Das Originalskript jetzt so modifiziert, dass es Domänencomputer mit Leserechten hinzufügt, damit man Security Filtering nutzen kann:

# deutsche Version
$allGPOs = get-gpo -all
foreach ($gpo in $allGPOs)
{
    # first read the GPO permissions to find out if Authn Users and Domain Computers is missing
    $perm1 = Get-GPPermissions -Guid $gpo.id -TargetName “Domänencomputer” -TargetType group -ErrorAction SilentlyContinue
    if ($perm1 -eq $null) # if no domain computers is found, then add Domänencomputer read perm
    {
        Set-GPPermissions -Guid $gpo.Id -PermissionLevel GpoRead -TargetName “Domänencomputer” -TargetType Group
        Write-Host $gpo.DisplayName “has been modified to grant Domänencomputer read access”
    }

}

Und die englische Version:

# english Version
$allGPOs = get-gpo -all
foreach ($gpo in $allGPOs)
{
    # first read the GPO permissions to find out if Authn Users and Domain Computers is missing
    $perm1 = Get-GPPermissions -Guid $gpo.id -TargetName “Domain Computers” -TargetType group -ErrorAction SilentlyContinue
    if ($perm1 -eq $null) # if no domain computers is found, then add Domain Computers read perm
    {
        Set-GPPermissions -Guid $gpo.Id -PermissionLevel GpoRead -TargetName “Domain Computers” -TargetType Group
        Write-Host $gpo.DisplayName “has been modified to grant Domain Computers read access”
    }

}

Bearbeitet von Schweizerin, 16. Juni 2016 - 11:41.


#14 rt1970

rt1970

    Member

  • 295 Beiträge

 

Geschrieben 16. Juni 2016 - 11:40

Habe ich falsch übersetzt oder habt ihr schlampig gelesen?

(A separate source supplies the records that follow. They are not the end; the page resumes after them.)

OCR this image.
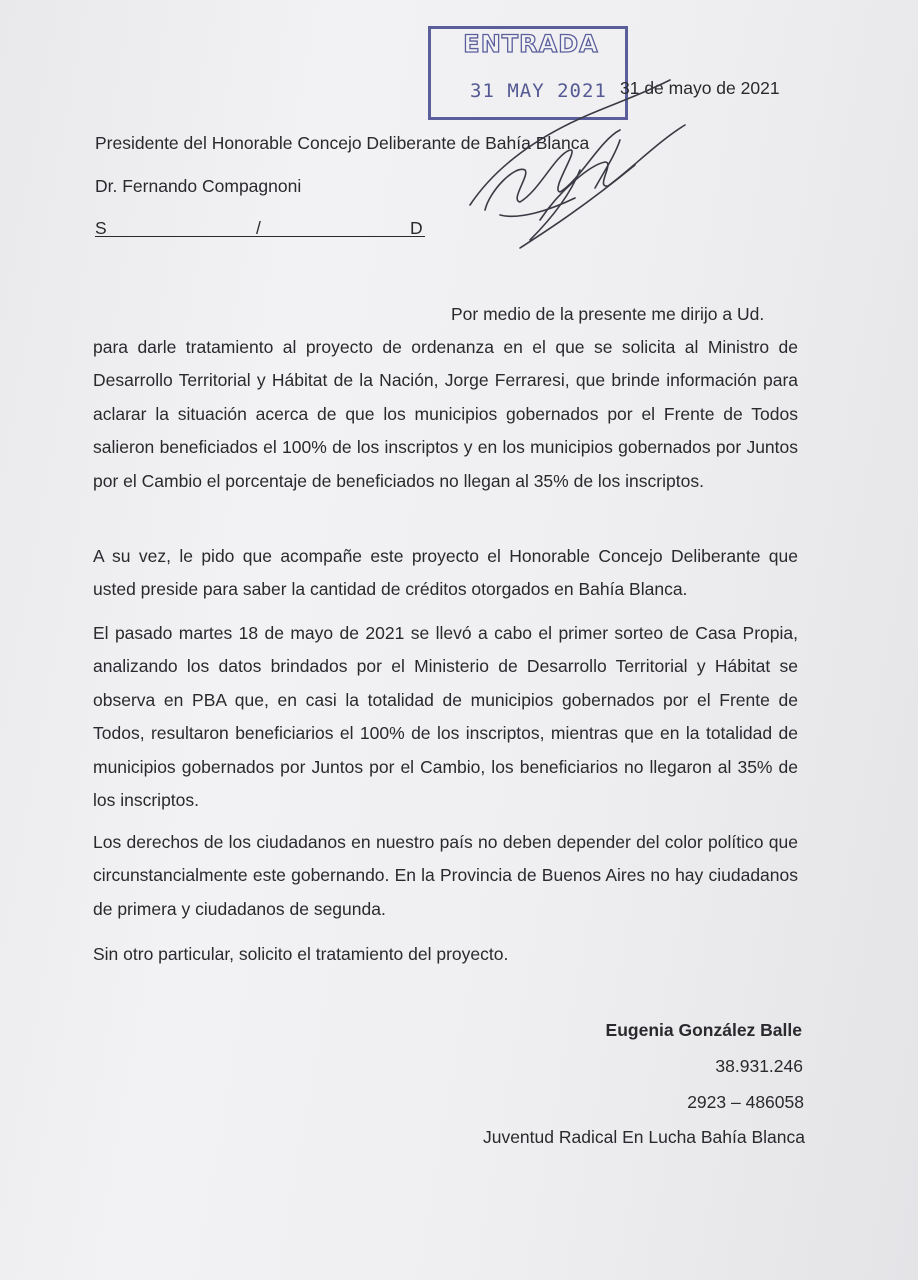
ENTRADA
31 MAY 2021 31 de mayo de 2021
Presidente del Honorable Concejo Deliberante de Bahía Blanca
Dr. Fernando Compagnoni
S	/	D
Por medio de la presente me dirijo a Ud.
para darle tratamiento al proyecto de ordenanza en el que se solicita al Ministro de Desarrollo Territorial y Hábitat de la Nación, Jorge Ferraresi, que brinde información para aclarar la situación acerca de que los municipios gobernados por el Frente de Todos salieron beneficiados el 100% de los inscriptos y en los municipios gobernados por Juntos por el Cambio el porcentaje de beneficiados no llegan al 35% de los inscriptos.
A su vez, le pido que acompañe este proyecto el Honorable Concejo Deliberante que usted preside para saber la cantidad de créditos otorgados en Bahía Blanca.
El pasado martes 18 de mayo de 2021 se llevó a cabo el primer sorteo de Casa Propia, analizando los datos brindados por el Ministerio de Desarrollo Territorial y Hábitat se observa en PBA que, en casi la totalidad de municipios gobernados por el Frente de Todos, resultaron beneficiarios el 100% de los inscriptos, mientras que en la totalidad de municipios gobernados por Juntos por el Cambio, los beneficiarios no llegaron al 35% de los inscriptos.
Los derechos de los ciudadanos en nuestro país no deben depender del color político que circunstancialmente este gobernando. En la Provincia de Buenos Aires no hay ciudadanos de primera y ciudadanos de segunda.
Sin otro particular, solicito el tratamiento del proyecto.
Eugenia González Balle
38.931.246
2923 – 486058
Juventud Radical En Lucha Bahía Blanca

Will ich nicht ausschließen, dass ich schlampig gelesen habe!

Ich kann nur sagen, dass ich NUR "Authentifizierte Benutzer" mit Leseberechtigung in die Delegierung hinzugefügt habe und alles war wieder Paletti ;)

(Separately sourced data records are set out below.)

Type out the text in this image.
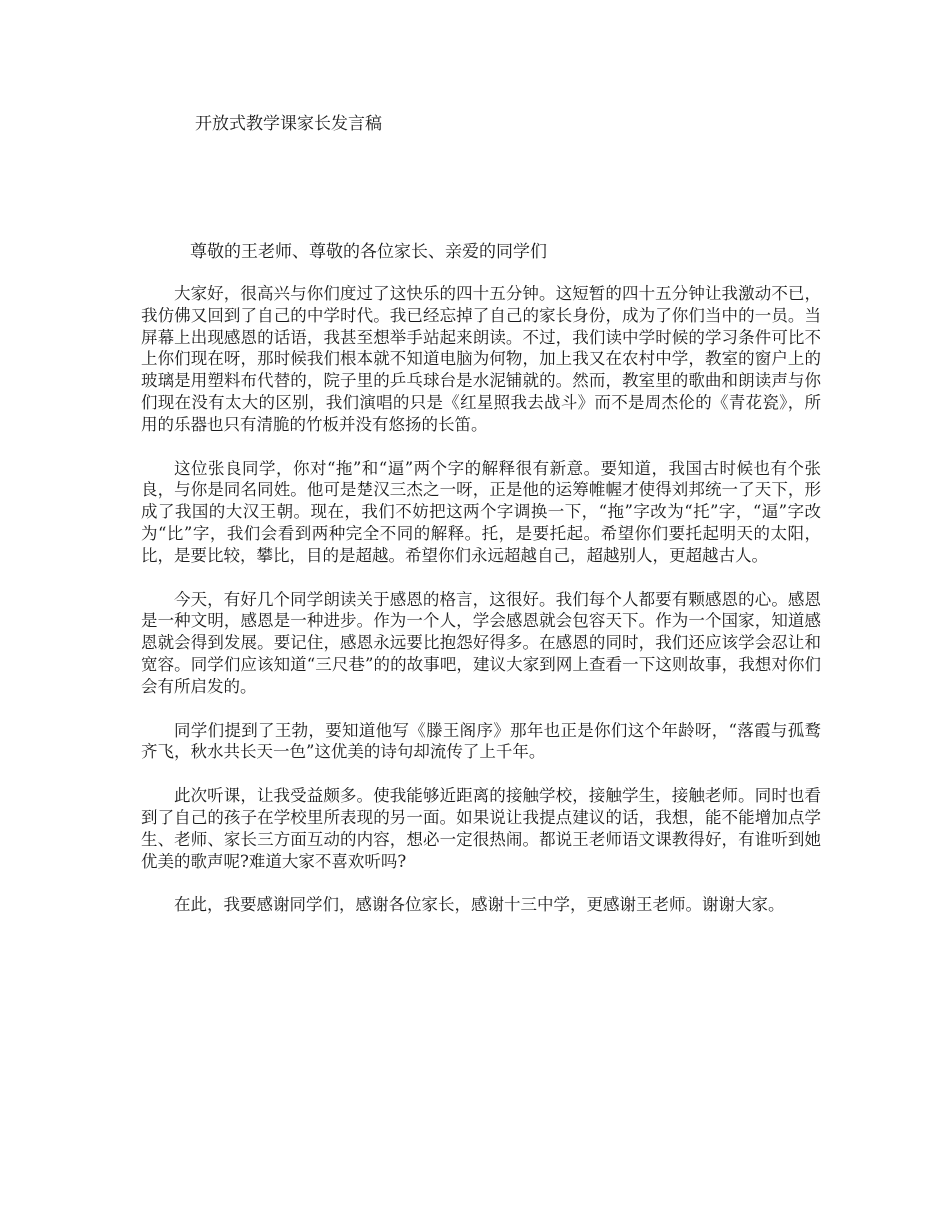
开放式教学课家长发言稿

尊敬的王老师、尊敬的各位家长、亲爱的同学们

大家好，很高兴与你们度过了这快乐的四十五分钟。这短暂的四十五分钟让我激动不已，我仿佛又回到了自己的中学时代。我已经忘掉了自己的家长身份，成为了你们当中的一员。当屏幕上出现感恩的话语，我甚至想举手站起来朗读。不过，我们读中学时候的学习条件可比不上你们现在呀，那时候我们根本就不知道电脑为何物，加上我又在农村中学，教室的窗户上的玻璃是用塑料布代替的，院子里的乒乓球台是水泥铺就的。然而，教室里的歌曲和朗读声与你们现在没有太大的区别，我们演唱的只是《红星照我去战斗》而不是周杰伦的《青花瓷》，所用的乐器也只有清脆的竹板并没有悠扬的长笛。

这位张良同学，你对“拖”和“逼”两个字的解释很有新意。要知道，我国古时候也有个张良，与你是同名同姓。他可是楚汉三杰之一呀，正是他的运筹帷幄才使得刘邦统一了天下，形成了我国的大汉王朝。现在，我们不妨把这两个字调换一下，“拖”字改为“托”字，“逼”字改为“比”字，我们会看到两种完全不同的解释。托，是要托起。希望你们要托起明天的太阳，比，是要比较，攀比，目的是超越。希望你们永远超越自己，超越别人，更超越古人。

今天，有好几个同学朗读关于感恩的格言，这很好。我们每个人都要有颗感恩的心。感恩是一种文明，感恩是一种进步。作为一个人，学会感恩就会包容天下。作为一个国家，知道感恩就会得到发展。要记住，感恩永远要比抱怨好得多。在感恩的同时，我们还应该学会忍让和宽容。同学们应该知道“三尺巷”的的故事吧，建议大家到网上查看一下这则故事，我想对你们会有所启发的。

同学们提到了王勃，要知道他写《滕王阁序》那年也正是你们这个年龄呀，“落霞与孤鹜齐飞，秋水共长天一色”这优美的诗句却流传了上千年。

此次听课，让我受益颇多。使我能够近距离的接触学校，接触学生，接触老师。同时也看到了自己的孩子在学校里所表现的另一面。如果说让我提点建议的话，我想，能不能增加点学生、老师、家长三方面互动的内容，想必一定很热闹。都说王老师语文课教得好，有谁听到她优美的歌声呢?难道大家不喜欢听吗?

在此，我要感谢同学们，感谢各位家长，感谢十三中学，更感谢王老师。谢谢大家。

Ich würde das so übersetzen:

If you are using security filtering, add the Domain Computers group with read permission

Wenn Du Sicherheitsfilter benutzt, dann füge die entsprechenden Domänen-Computer hinzu...

Es geht ja hier um ein Sicherheits-Update, dass den Man-in-the-Middle verhindern soll:

The vulnerability could allow elevation of privilege if an attacker launches a man-in-the-middle (MiTM) attack against the traffic passing between a domain controller and the target machine

Da könnte er sich authentifizieren, aber nicht als Computer...

 

PS: meine Meinung/Interpretation


Bearbeitet von rt1970, 16. Juni 2016 - 11:41.


#15 Schweizerin

Schweizerin

    Junior Member

  • 114 Beiträge

 

Geschrieben 16. Juni 2016 - 11:45


Ich kann nur sagen, dass ich NUR "Authentifizierte Benutzer" mit Leseberechtigung in die Delegierung hinzugefügt habe und alles war wieder Paletti ;)

 

Dann würde ich sagen, du nutzt kein Security Filtering. Und wenn du in ein paar Monaten/Jahren Security Filtering nutzen willst, dann wirst du dir einen Wolf suchen, weil es nicht funktioniert. Also warum nur die halbe Lösung umsetzen und nicht die, die immer funktioniert?

 

Überhaupt verstehe ich nicht, warum bei vielen "Authentifizierte Benutzer" fehlen. Bei mir sind die überall vorhanden (war mal eine 2003er Domäne, die jetzt 2008 R2 ist). Wurden die "Authentifizierte Benutzer" gelöscht?